Autarquias
Tribunal de Contas encontra ilegalidades nos apoios ao desporto e à acção social
por Liliana Valente, Publicado em 15 de Março de 2010
Relatório diz que existem ilegalidades nos subsídios que as câmaras municipais atribuem
O Tribunal de Contas (TC) encontrou várias ilegalidades nas atribuições de subsídios a instituições sem fins lucrativos e a famílias pelas 30 grandes autarquias do país.

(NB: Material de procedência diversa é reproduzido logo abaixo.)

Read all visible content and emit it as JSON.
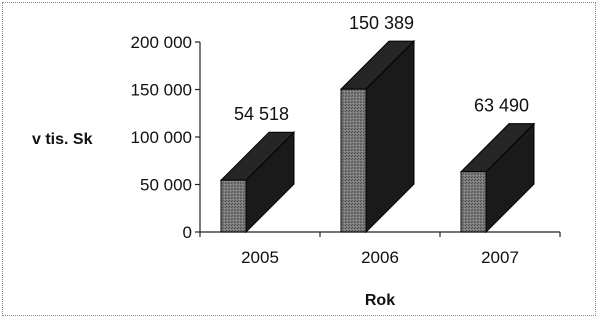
{
  "chart_data": {
    "type": "bar",
    "style": "3d-column",
    "title": "",
    "xlabel": "Rok",
    "ylabel": "v tis. Sk",
    "categories": [
      "2005",
      "2006",
      "2007"
    ],
    "values": [
      54518,
      150389,
      63490
    ],
    "data_labels": [
      "54 518",
      "150 389",
      "63 490"
    ],
    "ylim": [
      0,
      200000
    ],
    "yticks": [
      0,
      50000,
      100000,
      150000,
      200000
    ],
    "ytick_labels": [
      "0",
      "50 000",
      "100 000",
      "150 000",
      "200 000"
    ],
    "grid": false,
    "legend": "none",
    "colors": {
      "front": "#6e6e6e",
      "side": "#1a1a1a",
      "top": "#262626"
    }
  }
}
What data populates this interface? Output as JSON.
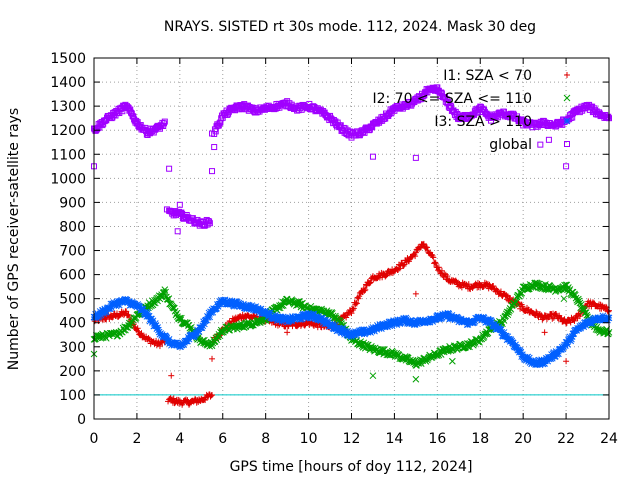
{
  "chart_data": {
    "type": "scatter",
    "title": "NRAYS. SISTED rt 30s mode. 112, 2024. Mask 30 deg",
    "xlabel": "GPS time [hours of doy 112, 2024]",
    "ylabel": "Number of GPS receiver-satellite rays",
    "xlim": [
      0,
      24
    ],
    "ylim": [
      0,
      1500
    ],
    "xticks": [
      0,
      2,
      4,
      6,
      8,
      10,
      12,
      14,
      16,
      18,
      20,
      22,
      24
    ],
    "yticks": [
      0,
      100,
      200,
      300,
      400,
      500,
      600,
      700,
      800,
      900,
      1000,
      1100,
      1200,
      1300,
      1400,
      1500
    ],
    "grid": true,
    "legend_position": "top-right",
    "threshold_line": {
      "y": 100,
      "color": "#00c8c8"
    },
    "series": [
      {
        "name": "I1: SZA < 70",
        "marker": "plus",
        "color": "#e00000",
        "points": [
          [
            0,
            410
          ],
          [
            0.5,
            420
          ],
          [
            1,
            430
          ],
          [
            1.5,
            440
          ],
          [
            2,
            370
          ],
          [
            2.5,
            330
          ],
          [
            3,
            310
          ],
          [
            3.4,
            330
          ],
          [
            3.5,
            80
          ],
          [
            4,
            70
          ],
          [
            4.5,
            70
          ],
          [
            5,
            80
          ],
          [
            5.5,
            100
          ],
          [
            5.6,
            330
          ],
          [
            6,
            370
          ],
          [
            6.5,
            410
          ],
          [
            7,
            430
          ],
          [
            7.5,
            420
          ],
          [
            8,
            410
          ],
          [
            8.5,
            400
          ],
          [
            9,
            390
          ],
          [
            9.5,
            395
          ],
          [
            10,
            400
          ],
          [
            10.5,
            390
          ],
          [
            11,
            380
          ],
          [
            11.5,
            410
          ],
          [
            12,
            450
          ],
          [
            12.5,
            530
          ],
          [
            13,
            590
          ],
          [
            13.5,
            600
          ],
          [
            14,
            620
          ],
          [
            14.5,
            650
          ],
          [
            15,
            690
          ],
          [
            15.3,
            730
          ],
          [
            15.7,
            680
          ],
          [
            16,
            630
          ],
          [
            16.5,
            580
          ],
          [
            17,
            560
          ],
          [
            17.5,
            550
          ],
          [
            18,
            560
          ],
          [
            18.5,
            550
          ],
          [
            19,
            520
          ],
          [
            19.5,
            490
          ],
          [
            20,
            460
          ],
          [
            20.5,
            440
          ],
          [
            21,
            420
          ],
          [
            21.5,
            430
          ],
          [
            22,
            400
          ],
          [
            22.5,
            420
          ],
          [
            23,
            480
          ],
          [
            23.5,
            470
          ],
          [
            24,
            450
          ]
        ],
        "outliers": [
          [
            3.6,
            180
          ],
          [
            5.5,
            250
          ],
          [
            15,
            520
          ],
          [
            21,
            360
          ],
          [
            22,
            240
          ],
          [
            9,
            360
          ]
        ]
      },
      {
        "name": "I2: 70 <= SZA <= 110",
        "marker": "cross",
        "color": "#00a000",
        "points": [
          [
            0,
            340
          ],
          [
            0.5,
            345
          ],
          [
            1,
            350
          ],
          [
            1.5,
            380
          ],
          [
            2,
            430
          ],
          [
            2.5,
            470
          ],
          [
            3,
            500
          ],
          [
            3.3,
            530
          ],
          [
            3.6,
            470
          ],
          [
            4,
            420
          ],
          [
            4.5,
            380
          ],
          [
            5,
            320
          ],
          [
            5.5,
            310
          ],
          [
            6,
            370
          ],
          [
            6.5,
            380
          ],
          [
            7,
            390
          ],
          [
            7.5,
            400
          ],
          [
            8,
            420
          ],
          [
            8.5,
            460
          ],
          [
            9,
            490
          ],
          [
            9.5,
            480
          ],
          [
            10,
            460
          ],
          [
            10.5,
            450
          ],
          [
            11,
            440
          ],
          [
            11.5,
            400
          ],
          [
            12,
            330
          ],
          [
            12.5,
            310
          ],
          [
            13,
            290
          ],
          [
            13.5,
            280
          ],
          [
            14,
            270
          ],
          [
            14.5,
            250
          ],
          [
            15,
            230
          ],
          [
            15.5,
            250
          ],
          [
            16,
            270
          ],
          [
            16.5,
            290
          ],
          [
            17,
            300
          ],
          [
            17.5,
            310
          ],
          [
            18,
            330
          ],
          [
            18.5,
            380
          ],
          [
            19,
            400
          ],
          [
            19.5,
            470
          ],
          [
            20,
            540
          ],
          [
            20.5,
            560
          ],
          [
            21,
            550
          ],
          [
            21.5,
            540
          ],
          [
            22,
            550
          ],
          [
            22.5,
            500
          ],
          [
            23,
            420
          ],
          [
            23.5,
            370
          ],
          [
            24,
            360
          ]
        ],
        "outliers": [
          [
            0,
            270
          ],
          [
            13,
            180
          ],
          [
            15,
            165
          ],
          [
            16.7,
            240
          ],
          [
            21.9,
            500
          ]
        ]
      },
      {
        "name": "I3: SZA > 110",
        "marker": "star",
        "color": "#0060ff",
        "points": [
          [
            0,
            420
          ],
          [
            0.5,
            450
          ],
          [
            1,
            480
          ],
          [
            1.5,
            490
          ],
          [
            2,
            470
          ],
          [
            2.5,
            430
          ],
          [
            3,
            370
          ],
          [
            3.5,
            320
          ],
          [
            4,
            300
          ],
          [
            4.5,
            340
          ],
          [
            5,
            380
          ],
          [
            5.5,
            450
          ],
          [
            6,
            490
          ],
          [
            6.5,
            480
          ],
          [
            7,
            470
          ],
          [
            7.5,
            460
          ],
          [
            8,
            440
          ],
          [
            8.5,
            420
          ],
          [
            9,
            410
          ],
          [
            9.5,
            420
          ],
          [
            10,
            430
          ],
          [
            10.5,
            420
          ],
          [
            11,
            390
          ],
          [
            11.5,
            370
          ],
          [
            12,
            350
          ],
          [
            12.5,
            360
          ],
          [
            13,
            370
          ],
          [
            13.5,
            390
          ],
          [
            14,
            400
          ],
          [
            14.5,
            410
          ],
          [
            15,
            400
          ],
          [
            15.5,
            410
          ],
          [
            16,
            420
          ],
          [
            16.5,
            430
          ],
          [
            17,
            410
          ],
          [
            17.5,
            400
          ],
          [
            18,
            420
          ],
          [
            18.5,
            400
          ],
          [
            19,
            360
          ],
          [
            19.5,
            320
          ],
          [
            20,
            260
          ],
          [
            20.5,
            230
          ],
          [
            21,
            240
          ],
          [
            21.5,
            270
          ],
          [
            22,
            310
          ],
          [
            22.5,
            370
          ],
          [
            23,
            400
          ],
          [
            23.5,
            420
          ],
          [
            24,
            420
          ]
        ],
        "outliers": []
      },
      {
        "name": "global",
        "marker": "square",
        "color": "#a000ff",
        "points": [
          [
            0,
            1200
          ],
          [
            0.5,
            1240
          ],
          [
            1,
            1270
          ],
          [
            1.5,
            1300
          ],
          [
            1.8,
            1260
          ],
          [
            2,
            1230
          ],
          [
            2.5,
            1190
          ],
          [
            3,
            1210
          ],
          [
            3.3,
            1230
          ],
          [
            3.5,
            860
          ],
          [
            4,
            850
          ],
          [
            4.5,
            830
          ],
          [
            5,
            810
          ],
          [
            5.4,
            820
          ],
          [
            5.6,
            1190
          ],
          [
            6,
            1260
          ],
          [
            6.5,
            1290
          ],
          [
            7,
            1300
          ],
          [
            7.5,
            1280
          ],
          [
            8,
            1290
          ],
          [
            8.5,
            1300
          ],
          [
            9,
            1310
          ],
          [
            9.5,
            1290
          ],
          [
            10,
            1300
          ],
          [
            10.5,
            1280
          ],
          [
            11,
            1250
          ],
          [
            11.5,
            1210
          ],
          [
            12,
            1180
          ],
          [
            12.5,
            1190
          ],
          [
            13,
            1220
          ],
          [
            13.5,
            1250
          ],
          [
            14,
            1290
          ],
          [
            14.5,
            1300
          ],
          [
            15,
            1320
          ],
          [
            15.5,
            1360
          ],
          [
            16,
            1370
          ],
          [
            16.5,
            1310
          ],
          [
            17,
            1250
          ],
          [
            17.5,
            1260
          ],
          [
            18,
            1290
          ],
          [
            18.5,
            1250
          ],
          [
            19,
            1270
          ],
          [
            19.5,
            1260
          ],
          [
            20,
            1230
          ],
          [
            20.5,
            1220
          ],
          [
            21,
            1230
          ],
          [
            21.5,
            1220
          ],
          [
            22,
            1240
          ],
          [
            22.5,
            1280
          ],
          [
            23,
            1300
          ],
          [
            23.5,
            1270
          ],
          [
            24,
            1250
          ]
        ],
        "outliers": [
          [
            0,
            1050
          ],
          [
            3.5,
            1040
          ],
          [
            3.9,
            780
          ],
          [
            4,
            890
          ],
          [
            5.5,
            1030
          ],
          [
            5.6,
            1130
          ],
          [
            13,
            1090
          ],
          [
            15,
            1085
          ],
          [
            20.8,
            1140
          ],
          [
            22,
            1050
          ],
          [
            21.2,
            1160
          ]
        ]
      }
    ]
  }
}
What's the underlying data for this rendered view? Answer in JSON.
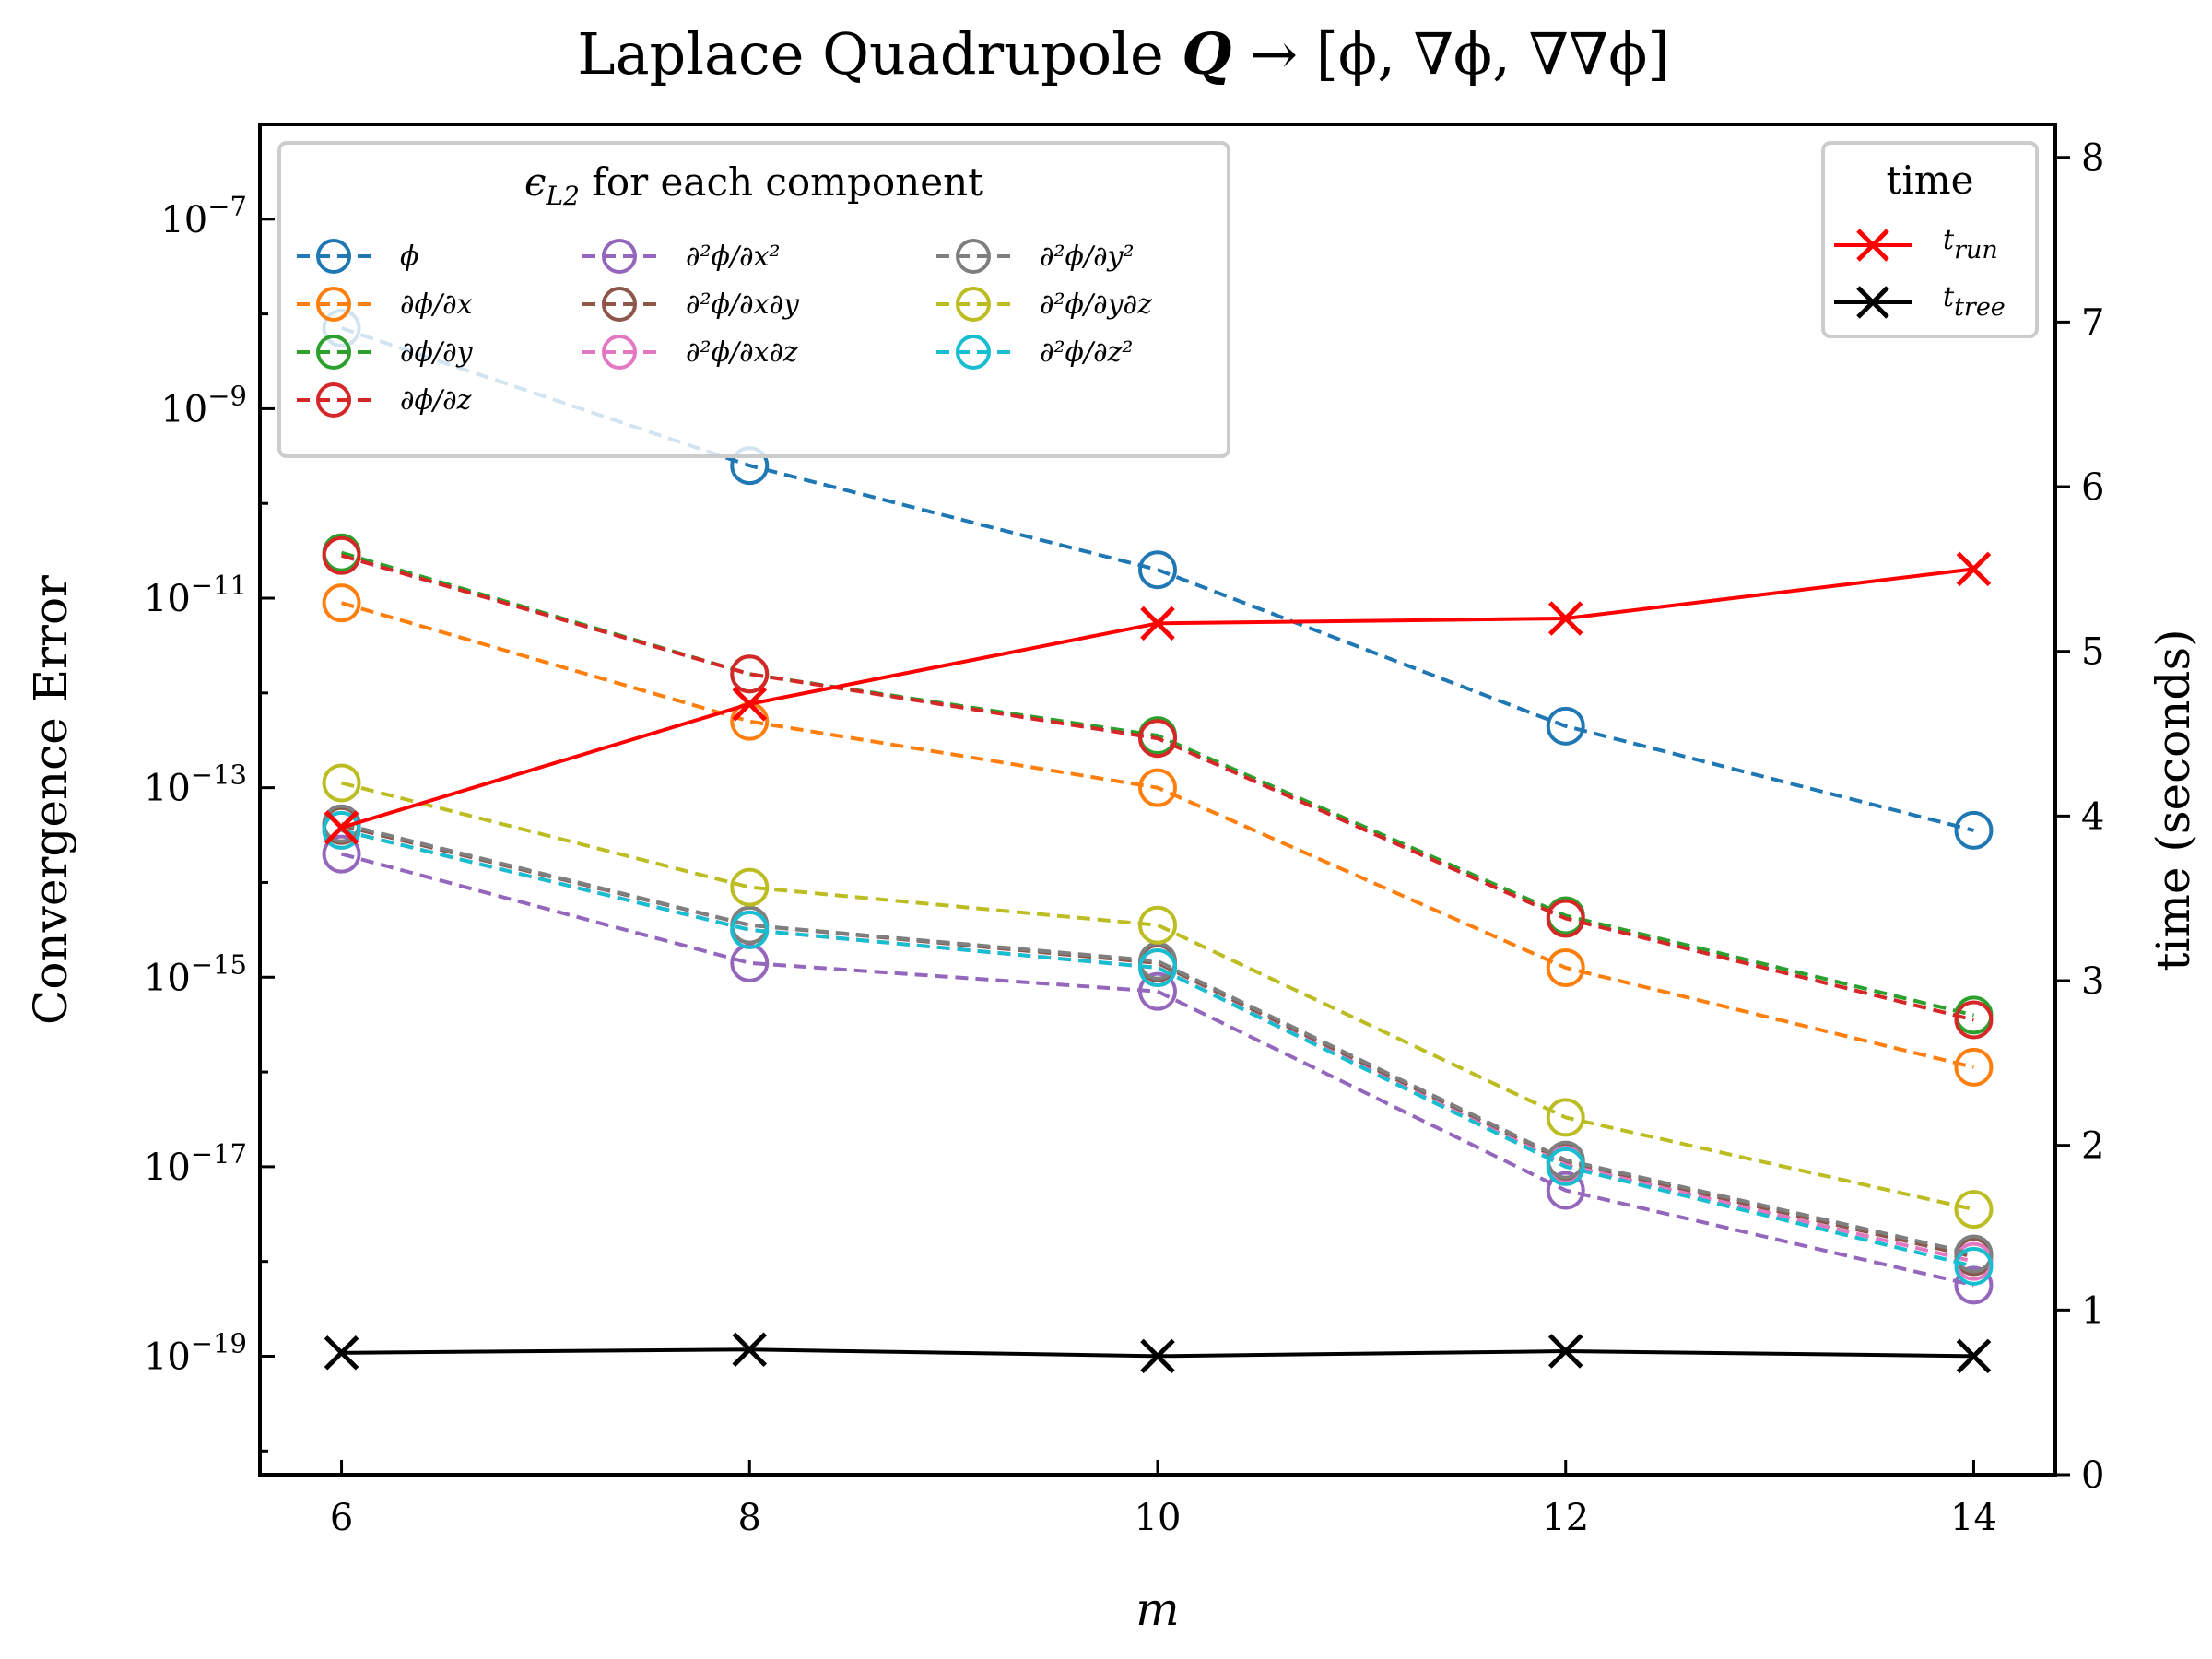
{
  "chart_data": {
    "type": "line",
    "title": "Laplace Quadrupole Q → [ϕ, ∇ϕ, ∇∇ϕ]",
    "title_parts": {
      "prefix": "Laplace Quadrupole ",
      "symbol": "Q",
      "suffix": " → [ϕ, ∇ϕ, ∇∇ϕ]"
    },
    "xlabel": "m",
    "ylabel": "Convergence Error",
    "y2label": "time (seconds)",
    "x": [
      6,
      8,
      10,
      12,
      14
    ],
    "xlim": [
      5.6,
      14.4
    ],
    "ylim_log10": [
      -20.25,
      -6.0
    ],
    "y2lim": [
      0,
      8.2
    ],
    "x_ticks": [
      "6",
      "8",
      "10",
      "12",
      "14"
    ],
    "y_ticks": [
      {
        "base": "10",
        "exp": "−7",
        "log": -7
      },
      {
        "base": "10",
        "exp": "−9",
        "log": -9
      },
      {
        "base": "10",
        "exp": "−11",
        "log": -11
      },
      {
        "base": "10",
        "exp": "−13",
        "log": -13
      },
      {
        "base": "10",
        "exp": "−15",
        "log": -15
      },
      {
        "base": "10",
        "exp": "−17",
        "log": -17
      },
      {
        "base": "10",
        "exp": "−19",
        "log": -19
      }
    ],
    "y2_ticks": [
      "0",
      "1",
      "2",
      "3",
      "4",
      "5",
      "6",
      "7",
      "8"
    ],
    "error_legend_title": {
      "eps": "ϵ",
      "sub": "L2",
      "rest": " for each component"
    },
    "time_legend_title": "time",
    "error_series": [
      {
        "name": "ϕ",
        "color": "#1f77b4",
        "log10_values": [
          -8.15,
          -9.6,
          -10.7,
          -12.35,
          -13.45
        ]
      },
      {
        "name": "∂ϕ/∂x",
        "color": "#ff7f0e",
        "log10_values": [
          -11.05,
          -12.3,
          -13.0,
          -14.9,
          -15.95
        ]
      },
      {
        "name": "∂ϕ/∂y",
        "color": "#2ca02c",
        "log10_values": [
          -10.52,
          -11.8,
          -12.45,
          -14.35,
          -15.4
        ]
      },
      {
        "name": "∂ϕ/∂z",
        "color": "#d62728",
        "log10_values": [
          -10.55,
          -11.8,
          -12.48,
          -14.38,
          -15.45
        ]
      },
      {
        "name": "∂²ϕ/∂x²",
        "color": "#9467bd",
        "log10_values": [
          -13.7,
          -14.85,
          -15.15,
          -17.25,
          -18.25
        ]
      },
      {
        "name": "∂²ϕ/∂x∂y",
        "color": "#8c564b",
        "log10_values": [
          -13.4,
          -14.45,
          -14.85,
          -16.95,
          -17.95
        ]
      },
      {
        "name": "∂²ϕ/∂x∂z",
        "color": "#e377c2",
        "log10_values": [
          -13.45,
          -14.5,
          -14.9,
          -16.98,
          -18.0
        ]
      },
      {
        "name": "∂²ϕ/∂y²",
        "color": "#7f7f7f",
        "log10_values": [
          -13.38,
          -14.45,
          -14.83,
          -16.93,
          -17.92
        ]
      },
      {
        "name": "∂²ϕ/∂y∂z",
        "color": "#bcbd22",
        "log10_values": [
          -12.95,
          -14.05,
          -14.45,
          -16.48,
          -17.45
        ]
      },
      {
        "name": "∂²ϕ/∂z²",
        "color": "#17becf",
        "log10_values": [
          -13.45,
          -14.5,
          -14.9,
          -17.0,
          -18.05
        ]
      }
    ],
    "time_series": [
      {
        "name": "t",
        "sub": "run",
        "color": "#ff0000",
        "values": [
          3.93,
          4.68,
          5.17,
          5.2,
          5.5
        ]
      },
      {
        "name": "t",
        "sub": "tree",
        "color": "#000000",
        "values": [
          0.74,
          0.76,
          0.72,
          0.75,
          0.72
        ]
      }
    ]
  }
}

Um relatório da instituição presidida por Guilherme d'Oliveira Martins dá conta de vários subsídios atribuídos "ilegalmente", entre 2005 e 2007, pelas câmaras municipais capitais de distrito e de mais 12 como Oeiras e Matosinhos, alvo de auditorias. Entre as câmaras auditadas estão ainda Lisboa e Porto que transferiram cada uma, segundo o relatório, mais de 169 milhões de euros para instituições durante os três anos.
As transferências para as instituições e as famílias assumem maior relevância nas contas dos municípios dado atingirem 42% do total de transferências concedidas durante os três anos. Por isso o TC aponta o dedo às ilegalidades e diz que foram atribuídos, entre outros, "apoios a entidades, criadas pelos funcionários dos municípios, destinados à protecção social e à prestação de cuidados de saúde" que violam a lei do Orçamento do Estado.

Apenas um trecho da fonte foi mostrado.